WAF is a great security layer to protect an organization from a wide spectrum of application attacks residing in OSI layer 7. The Imperva device relies on signature-based policies, as well as on a web correlation engine. In addition, the packet inspection can be enhanced with the aid of stream signature policies, which are policy items focused on the stream rather than the HTTP/HTTPS protocol. Imperva can easily match a web user to the requests launched from his client. While the default policy subset is very rich and covers different regulations (e.g., PCI, SOX), there is always an option to create custom policies addressing specific needs. Security alerts are comprehensive of all the necessary details for the analysis, such as connection details, signature triggered, alert type (e.g., Protocol, Profile), severity and followed action (e.g., syslog forward, IP monitoring).
DAM also provides great value to audits and again, the data monitoring policies by default are very rich.
If you don't know exactly what kind of data you store in-house, SecureSphere allows you to actively scan and classify your information, automatically providing you detailed status of the data, which can be further reviewed and finalised by analysts or DBAs. This is also valid for user rights on the data, understanding the level of privileges granted to users and suggesting countermeasures in detailed aggregated charts and reports.

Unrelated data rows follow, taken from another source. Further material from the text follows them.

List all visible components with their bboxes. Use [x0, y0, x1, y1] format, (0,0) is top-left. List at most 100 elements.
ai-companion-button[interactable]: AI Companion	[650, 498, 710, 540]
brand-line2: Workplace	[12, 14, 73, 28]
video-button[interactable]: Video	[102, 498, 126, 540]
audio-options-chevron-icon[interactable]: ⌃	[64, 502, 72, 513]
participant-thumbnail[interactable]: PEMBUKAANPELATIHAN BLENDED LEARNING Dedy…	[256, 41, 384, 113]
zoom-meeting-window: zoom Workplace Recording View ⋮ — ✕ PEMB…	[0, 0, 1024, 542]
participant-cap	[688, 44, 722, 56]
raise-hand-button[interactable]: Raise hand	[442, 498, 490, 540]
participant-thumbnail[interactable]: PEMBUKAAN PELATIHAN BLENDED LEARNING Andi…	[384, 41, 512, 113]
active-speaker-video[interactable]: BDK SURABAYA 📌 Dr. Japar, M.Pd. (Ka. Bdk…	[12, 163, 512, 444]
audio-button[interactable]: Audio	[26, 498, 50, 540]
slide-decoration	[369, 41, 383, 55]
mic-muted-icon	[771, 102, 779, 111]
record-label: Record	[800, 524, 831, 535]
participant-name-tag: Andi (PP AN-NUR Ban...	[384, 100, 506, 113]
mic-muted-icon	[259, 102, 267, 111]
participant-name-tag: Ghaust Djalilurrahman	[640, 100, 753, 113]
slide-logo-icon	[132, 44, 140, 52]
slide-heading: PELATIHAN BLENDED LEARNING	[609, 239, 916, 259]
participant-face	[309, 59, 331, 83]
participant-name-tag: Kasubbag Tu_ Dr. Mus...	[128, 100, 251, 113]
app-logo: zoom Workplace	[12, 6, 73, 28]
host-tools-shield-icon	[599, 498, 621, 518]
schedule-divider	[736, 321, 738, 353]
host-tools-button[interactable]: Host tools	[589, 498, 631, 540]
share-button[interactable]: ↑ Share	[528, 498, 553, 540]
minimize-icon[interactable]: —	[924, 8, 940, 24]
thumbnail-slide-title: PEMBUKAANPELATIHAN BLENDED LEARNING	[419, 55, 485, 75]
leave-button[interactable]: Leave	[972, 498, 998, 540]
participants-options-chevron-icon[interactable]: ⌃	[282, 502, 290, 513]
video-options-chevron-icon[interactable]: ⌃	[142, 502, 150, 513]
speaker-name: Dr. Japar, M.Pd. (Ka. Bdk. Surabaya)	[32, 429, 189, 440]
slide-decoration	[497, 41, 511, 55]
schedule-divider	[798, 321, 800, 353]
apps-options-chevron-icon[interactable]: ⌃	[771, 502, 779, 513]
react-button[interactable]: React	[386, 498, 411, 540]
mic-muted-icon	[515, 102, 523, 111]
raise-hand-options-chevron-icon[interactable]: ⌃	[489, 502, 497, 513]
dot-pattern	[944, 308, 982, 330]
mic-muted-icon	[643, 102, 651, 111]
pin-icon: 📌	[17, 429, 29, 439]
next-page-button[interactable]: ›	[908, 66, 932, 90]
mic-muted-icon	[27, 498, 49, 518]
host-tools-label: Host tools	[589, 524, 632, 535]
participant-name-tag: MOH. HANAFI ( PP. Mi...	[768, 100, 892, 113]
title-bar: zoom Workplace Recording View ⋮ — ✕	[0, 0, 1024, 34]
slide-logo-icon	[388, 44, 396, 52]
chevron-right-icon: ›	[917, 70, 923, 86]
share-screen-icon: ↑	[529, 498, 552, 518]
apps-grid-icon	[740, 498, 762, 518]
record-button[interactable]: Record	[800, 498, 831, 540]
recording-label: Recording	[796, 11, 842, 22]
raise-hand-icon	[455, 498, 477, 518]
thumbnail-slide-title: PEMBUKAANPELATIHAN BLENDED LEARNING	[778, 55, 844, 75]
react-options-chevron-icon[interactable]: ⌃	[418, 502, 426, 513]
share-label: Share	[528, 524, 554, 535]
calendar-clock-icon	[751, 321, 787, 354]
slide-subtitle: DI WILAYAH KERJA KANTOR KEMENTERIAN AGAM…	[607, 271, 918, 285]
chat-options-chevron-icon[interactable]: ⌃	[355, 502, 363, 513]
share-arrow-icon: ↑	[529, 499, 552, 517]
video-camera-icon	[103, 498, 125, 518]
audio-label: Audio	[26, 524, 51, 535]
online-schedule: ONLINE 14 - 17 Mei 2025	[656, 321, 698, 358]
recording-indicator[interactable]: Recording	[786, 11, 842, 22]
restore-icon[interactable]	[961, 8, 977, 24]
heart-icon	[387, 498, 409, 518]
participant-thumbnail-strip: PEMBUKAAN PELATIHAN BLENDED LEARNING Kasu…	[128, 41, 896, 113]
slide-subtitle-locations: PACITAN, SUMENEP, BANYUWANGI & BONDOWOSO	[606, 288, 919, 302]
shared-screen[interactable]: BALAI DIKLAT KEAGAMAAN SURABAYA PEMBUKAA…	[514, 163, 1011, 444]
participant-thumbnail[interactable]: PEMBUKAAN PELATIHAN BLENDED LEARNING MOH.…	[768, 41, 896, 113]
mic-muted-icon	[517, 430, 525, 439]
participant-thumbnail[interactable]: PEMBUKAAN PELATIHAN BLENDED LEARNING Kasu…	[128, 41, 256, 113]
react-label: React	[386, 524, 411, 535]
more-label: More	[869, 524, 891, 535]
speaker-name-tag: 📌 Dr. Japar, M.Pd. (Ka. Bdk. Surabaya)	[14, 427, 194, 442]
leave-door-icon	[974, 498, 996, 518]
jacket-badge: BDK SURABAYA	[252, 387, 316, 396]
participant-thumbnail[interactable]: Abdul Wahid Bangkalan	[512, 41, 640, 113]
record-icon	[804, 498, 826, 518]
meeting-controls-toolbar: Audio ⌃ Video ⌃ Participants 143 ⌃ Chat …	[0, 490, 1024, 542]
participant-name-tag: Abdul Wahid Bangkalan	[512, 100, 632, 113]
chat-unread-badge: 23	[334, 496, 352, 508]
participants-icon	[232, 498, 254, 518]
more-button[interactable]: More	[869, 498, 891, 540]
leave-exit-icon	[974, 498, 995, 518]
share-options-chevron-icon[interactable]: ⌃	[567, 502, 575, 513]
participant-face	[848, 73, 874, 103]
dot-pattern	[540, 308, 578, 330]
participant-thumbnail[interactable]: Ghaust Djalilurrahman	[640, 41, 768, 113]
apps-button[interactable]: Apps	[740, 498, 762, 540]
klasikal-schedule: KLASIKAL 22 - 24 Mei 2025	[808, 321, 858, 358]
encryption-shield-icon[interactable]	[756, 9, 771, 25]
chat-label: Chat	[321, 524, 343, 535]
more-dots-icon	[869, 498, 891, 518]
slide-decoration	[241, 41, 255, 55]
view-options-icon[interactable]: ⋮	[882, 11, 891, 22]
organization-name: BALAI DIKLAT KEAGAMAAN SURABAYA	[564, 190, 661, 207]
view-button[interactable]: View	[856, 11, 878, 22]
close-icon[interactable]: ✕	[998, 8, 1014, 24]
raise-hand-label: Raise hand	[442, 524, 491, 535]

Once under monitoring, the data can be reviewed with an intuitive interface that allows the analyst to drill down, quickly narrowing the scope in a few clicks and focusing the attention only on the relevant queries. Once the pattern is identified, it is even possible to quickly report a detailed status of the findings, as well as generate a report template for future uses. This is on the hot data, what we have available in the management database. The time span can be increased indeterminately with a good retention configuration, combined with a SAN that stores the cold data, partitioned in daily slices and ready to be loaded into a separate database space for archives.
This is brilliant if you think about scalability, for you can obtain a very big archive while preserving system resources and performance. However, to get this configuration, in-depth tuning is needed for several weeks in order to get all relevant metrics (e.g. data stored per day, data spikes, backup speed, link transfer capacity, etc.) and adopt the appropriate customizations.
Audit data can also be correlated with application users by obtaining a detailed match of the database queries executed according to a particular web user’s HTTP requests.
The FAM module allows organizations to continuously audit storages and network shares and keep a detailed record of every file operation across the company. Scans are available also in this context, providing user rights as well as access to the monitored files. A data classification is also possible with the FAM.
All of Imperva’s features are extremely powerful, while a certain degree of knowledge is required to have a solid understanding of the product.